SUP?
Sure is.
Look at an individual track. bring up the EQ for that track and you will have a 4 band parametric. set the first band to High pass and the last band to Low pass
You'll just have to experiment with what works for you. But as a general rule YES. Especially with the low end,,that's where the mud starts from too many things competing for the space.
Yet another question:
Dave, you mentioned re-amping. Is there a way I can go about doing this without purchasing any additional gear? From my understanding you need an extra piece of gear to re-route the clean signal back into the recording program.
I'd like to be able to 'hear' a distorted signal but actually record a clean signal so I can re-amp.
I wouldn't think you will have to buy anything else. looking at this pic...
It seems you can have 2 different rigs at once. just set one side to clean and one side to dist. pan hard L+R and only record the clean side
It all depends on what you want to do.
First off what kind of sound card do you have for your DAW?
stock in/out on your E-machine?
or are you primarily using the UX2 to get your signal in?
If your just doing guitar then you can just use the UX2, If you want to do other things later(keys, etc) I would get a good Soundcard. it don't have to be the next super piece of sliced bread or anything, but a decent one. maybe one of the Presonus ones or something like that(hell, you might find a M-audio 1010 with the rack fairly cheap,,good starter unit
), something with a few more inputs.
Cause there are gonna be times where you'll want to record at least 3 inputs....ex..say you have this killer stereo patch going on in your rig( Preamp, UX2, whatever) and you want to get it recorded so you get booted up and you hit record on the 2 tracks and wail away. you have the coolest performance caught on tape, you nailed everything...BUT, when you go and play it back you find something sounds weird with it..sounds phasy, or the delays weren't just right on one side,,,,,whatever. Now you have a choice to make you can try to correct this issue(whatever it might be) somehow or you can re-track it ,,but you might not hit the same performance.
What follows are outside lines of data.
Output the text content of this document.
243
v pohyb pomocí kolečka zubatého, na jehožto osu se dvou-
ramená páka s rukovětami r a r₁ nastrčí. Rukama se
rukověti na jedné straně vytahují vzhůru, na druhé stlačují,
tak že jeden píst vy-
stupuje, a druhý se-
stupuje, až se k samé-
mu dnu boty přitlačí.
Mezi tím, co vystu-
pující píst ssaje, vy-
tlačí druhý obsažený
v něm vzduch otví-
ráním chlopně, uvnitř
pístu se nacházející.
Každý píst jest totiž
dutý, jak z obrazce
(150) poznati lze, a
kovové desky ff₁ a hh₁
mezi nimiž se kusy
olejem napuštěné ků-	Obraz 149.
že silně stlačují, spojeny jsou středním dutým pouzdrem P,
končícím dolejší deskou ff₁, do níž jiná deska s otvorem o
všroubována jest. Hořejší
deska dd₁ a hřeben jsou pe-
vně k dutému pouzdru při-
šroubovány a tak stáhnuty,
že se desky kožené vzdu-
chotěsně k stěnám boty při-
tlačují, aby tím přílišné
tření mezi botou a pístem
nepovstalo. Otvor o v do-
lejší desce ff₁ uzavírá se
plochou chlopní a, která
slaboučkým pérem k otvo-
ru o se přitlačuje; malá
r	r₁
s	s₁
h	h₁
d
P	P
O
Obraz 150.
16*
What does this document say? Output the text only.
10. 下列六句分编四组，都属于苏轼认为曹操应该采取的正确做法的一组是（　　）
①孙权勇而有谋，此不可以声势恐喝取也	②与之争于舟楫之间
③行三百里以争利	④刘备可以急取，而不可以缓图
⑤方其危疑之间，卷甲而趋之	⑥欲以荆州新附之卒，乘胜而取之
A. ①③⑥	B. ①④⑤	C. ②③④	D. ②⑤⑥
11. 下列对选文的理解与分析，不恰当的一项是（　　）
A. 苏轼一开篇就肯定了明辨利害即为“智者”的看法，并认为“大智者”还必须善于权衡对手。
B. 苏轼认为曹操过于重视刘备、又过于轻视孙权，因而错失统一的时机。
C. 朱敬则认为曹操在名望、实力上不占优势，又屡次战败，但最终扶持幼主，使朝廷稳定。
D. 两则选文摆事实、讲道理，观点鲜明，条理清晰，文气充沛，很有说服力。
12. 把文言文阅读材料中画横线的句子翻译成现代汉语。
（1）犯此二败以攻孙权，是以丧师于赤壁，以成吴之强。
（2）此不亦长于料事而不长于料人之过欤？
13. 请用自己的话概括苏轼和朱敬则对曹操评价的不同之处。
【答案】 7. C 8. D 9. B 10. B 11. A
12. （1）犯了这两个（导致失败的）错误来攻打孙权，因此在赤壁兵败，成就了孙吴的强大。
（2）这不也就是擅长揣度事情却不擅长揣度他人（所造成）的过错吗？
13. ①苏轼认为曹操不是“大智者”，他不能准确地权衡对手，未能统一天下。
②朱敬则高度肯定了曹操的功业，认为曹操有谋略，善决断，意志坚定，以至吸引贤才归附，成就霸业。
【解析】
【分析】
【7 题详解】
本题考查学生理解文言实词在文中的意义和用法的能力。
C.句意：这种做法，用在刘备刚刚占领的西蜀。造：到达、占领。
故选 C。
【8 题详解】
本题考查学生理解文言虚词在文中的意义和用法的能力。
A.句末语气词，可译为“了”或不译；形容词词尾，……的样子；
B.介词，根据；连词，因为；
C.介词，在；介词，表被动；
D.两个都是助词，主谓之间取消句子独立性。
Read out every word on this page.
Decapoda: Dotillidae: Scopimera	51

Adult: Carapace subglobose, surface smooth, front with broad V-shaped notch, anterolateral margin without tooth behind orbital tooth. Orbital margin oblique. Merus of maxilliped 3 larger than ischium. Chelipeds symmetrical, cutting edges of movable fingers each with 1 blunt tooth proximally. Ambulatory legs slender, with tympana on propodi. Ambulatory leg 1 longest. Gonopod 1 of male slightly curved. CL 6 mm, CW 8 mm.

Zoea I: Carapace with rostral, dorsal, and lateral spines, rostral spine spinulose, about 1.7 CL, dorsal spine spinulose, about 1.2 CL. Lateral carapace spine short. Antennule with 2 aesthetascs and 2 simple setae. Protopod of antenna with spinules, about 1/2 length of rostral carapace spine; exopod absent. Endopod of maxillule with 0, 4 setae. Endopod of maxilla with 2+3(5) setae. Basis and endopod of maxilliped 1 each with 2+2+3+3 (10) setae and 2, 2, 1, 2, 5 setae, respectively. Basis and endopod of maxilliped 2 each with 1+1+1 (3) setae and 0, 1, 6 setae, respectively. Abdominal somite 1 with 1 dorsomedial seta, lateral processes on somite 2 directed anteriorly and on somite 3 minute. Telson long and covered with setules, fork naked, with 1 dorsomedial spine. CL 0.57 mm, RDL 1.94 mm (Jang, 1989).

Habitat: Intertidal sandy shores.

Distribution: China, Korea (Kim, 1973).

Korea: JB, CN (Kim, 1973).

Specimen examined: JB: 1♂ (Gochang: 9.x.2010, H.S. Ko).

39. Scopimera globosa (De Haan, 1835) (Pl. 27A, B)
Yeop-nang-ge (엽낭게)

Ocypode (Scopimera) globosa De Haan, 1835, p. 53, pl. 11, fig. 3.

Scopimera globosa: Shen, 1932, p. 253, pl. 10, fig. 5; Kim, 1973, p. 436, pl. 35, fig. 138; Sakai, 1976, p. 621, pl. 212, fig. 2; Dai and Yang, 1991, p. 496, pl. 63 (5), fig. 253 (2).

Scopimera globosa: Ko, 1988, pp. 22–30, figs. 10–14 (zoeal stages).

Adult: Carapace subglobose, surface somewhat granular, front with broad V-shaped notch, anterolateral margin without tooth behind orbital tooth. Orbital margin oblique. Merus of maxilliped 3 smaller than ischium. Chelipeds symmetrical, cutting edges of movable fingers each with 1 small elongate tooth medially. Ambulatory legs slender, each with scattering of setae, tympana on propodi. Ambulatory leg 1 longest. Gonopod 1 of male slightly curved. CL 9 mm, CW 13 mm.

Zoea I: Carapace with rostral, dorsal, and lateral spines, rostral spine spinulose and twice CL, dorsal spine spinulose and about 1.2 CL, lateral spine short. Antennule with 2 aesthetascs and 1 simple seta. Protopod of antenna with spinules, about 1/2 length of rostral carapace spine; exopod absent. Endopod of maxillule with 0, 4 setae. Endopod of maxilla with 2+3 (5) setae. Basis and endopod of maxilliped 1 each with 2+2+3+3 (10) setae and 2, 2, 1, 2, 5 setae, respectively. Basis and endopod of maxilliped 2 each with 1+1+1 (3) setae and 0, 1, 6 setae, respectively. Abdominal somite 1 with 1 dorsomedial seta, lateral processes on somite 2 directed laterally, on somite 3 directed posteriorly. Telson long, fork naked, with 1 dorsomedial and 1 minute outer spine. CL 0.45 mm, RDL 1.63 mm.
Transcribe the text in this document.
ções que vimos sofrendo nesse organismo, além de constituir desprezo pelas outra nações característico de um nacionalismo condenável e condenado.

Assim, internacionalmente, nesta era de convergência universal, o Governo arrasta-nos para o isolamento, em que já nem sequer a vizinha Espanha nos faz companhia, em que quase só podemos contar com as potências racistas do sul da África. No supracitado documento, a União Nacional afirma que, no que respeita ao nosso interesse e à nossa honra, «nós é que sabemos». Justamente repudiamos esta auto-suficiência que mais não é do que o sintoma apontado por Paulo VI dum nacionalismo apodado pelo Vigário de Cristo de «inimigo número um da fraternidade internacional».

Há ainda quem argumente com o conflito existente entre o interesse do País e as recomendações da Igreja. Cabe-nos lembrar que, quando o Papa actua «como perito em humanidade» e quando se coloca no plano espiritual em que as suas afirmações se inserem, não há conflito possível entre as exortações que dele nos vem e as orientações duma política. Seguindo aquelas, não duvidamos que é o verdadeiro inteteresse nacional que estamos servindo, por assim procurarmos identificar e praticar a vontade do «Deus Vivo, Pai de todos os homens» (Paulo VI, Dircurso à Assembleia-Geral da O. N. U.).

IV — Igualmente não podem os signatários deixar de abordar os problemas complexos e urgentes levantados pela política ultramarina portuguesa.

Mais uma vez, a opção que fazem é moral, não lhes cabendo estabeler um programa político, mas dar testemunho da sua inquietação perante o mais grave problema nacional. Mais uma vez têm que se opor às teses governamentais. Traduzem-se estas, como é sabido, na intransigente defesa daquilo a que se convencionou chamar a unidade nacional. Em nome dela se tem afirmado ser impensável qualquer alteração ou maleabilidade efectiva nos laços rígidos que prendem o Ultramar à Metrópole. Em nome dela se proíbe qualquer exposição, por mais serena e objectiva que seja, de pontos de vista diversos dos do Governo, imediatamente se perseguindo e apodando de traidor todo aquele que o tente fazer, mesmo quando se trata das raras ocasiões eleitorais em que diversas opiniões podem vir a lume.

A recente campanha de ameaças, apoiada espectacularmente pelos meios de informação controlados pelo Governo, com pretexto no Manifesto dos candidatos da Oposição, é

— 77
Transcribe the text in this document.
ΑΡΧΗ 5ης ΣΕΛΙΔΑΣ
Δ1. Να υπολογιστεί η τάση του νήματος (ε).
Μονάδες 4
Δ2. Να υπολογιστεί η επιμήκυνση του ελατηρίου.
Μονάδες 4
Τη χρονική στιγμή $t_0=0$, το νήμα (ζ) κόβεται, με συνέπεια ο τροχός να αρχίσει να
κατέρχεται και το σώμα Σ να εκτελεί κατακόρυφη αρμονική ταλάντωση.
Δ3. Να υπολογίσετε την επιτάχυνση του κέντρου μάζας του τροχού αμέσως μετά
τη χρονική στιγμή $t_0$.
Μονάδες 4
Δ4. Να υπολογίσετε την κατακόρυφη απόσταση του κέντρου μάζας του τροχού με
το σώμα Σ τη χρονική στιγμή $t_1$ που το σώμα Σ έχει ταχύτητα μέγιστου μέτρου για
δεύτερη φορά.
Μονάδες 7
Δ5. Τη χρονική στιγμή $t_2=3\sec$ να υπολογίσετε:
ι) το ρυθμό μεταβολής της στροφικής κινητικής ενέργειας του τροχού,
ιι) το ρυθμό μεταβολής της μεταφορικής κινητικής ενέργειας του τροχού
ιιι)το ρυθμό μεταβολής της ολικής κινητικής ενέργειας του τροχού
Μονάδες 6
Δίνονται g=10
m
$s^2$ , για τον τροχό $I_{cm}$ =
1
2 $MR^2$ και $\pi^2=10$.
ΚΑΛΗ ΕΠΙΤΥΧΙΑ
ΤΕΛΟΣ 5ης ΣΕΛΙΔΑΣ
Now,, if you were recording a 3rd dry imput you could have re-amped, you would still have the performance caught and you could rebuild your patch and re route it back through your rig to be recorded again,, or used an amp sim to try to re-create your effects,,and the performance is saved.
On the other hand,,,,If you only want to cut a mono track you can do this with your current gear( see UX2 comment above) but more inputs are better.
Back on topic about the Sampson...by all means experiment brother, you might find something you like.
But one thing you can do If you want to use the Sampson for the tube quality, and are going to re-amp anyway is,,,,
I see the sampson has digital and analog outs...
what you can do(depending on the soundcard) is run your guitar into the Sampson first, then send the Digital signal (which will be your dry tubey sound) into the DAW to be recorded. At the same time send the dry Analog out from the Sampson to the UX2's line in and do up a distortion patch you can monitor from the headphone out,, or sending the line out into your amp of choice.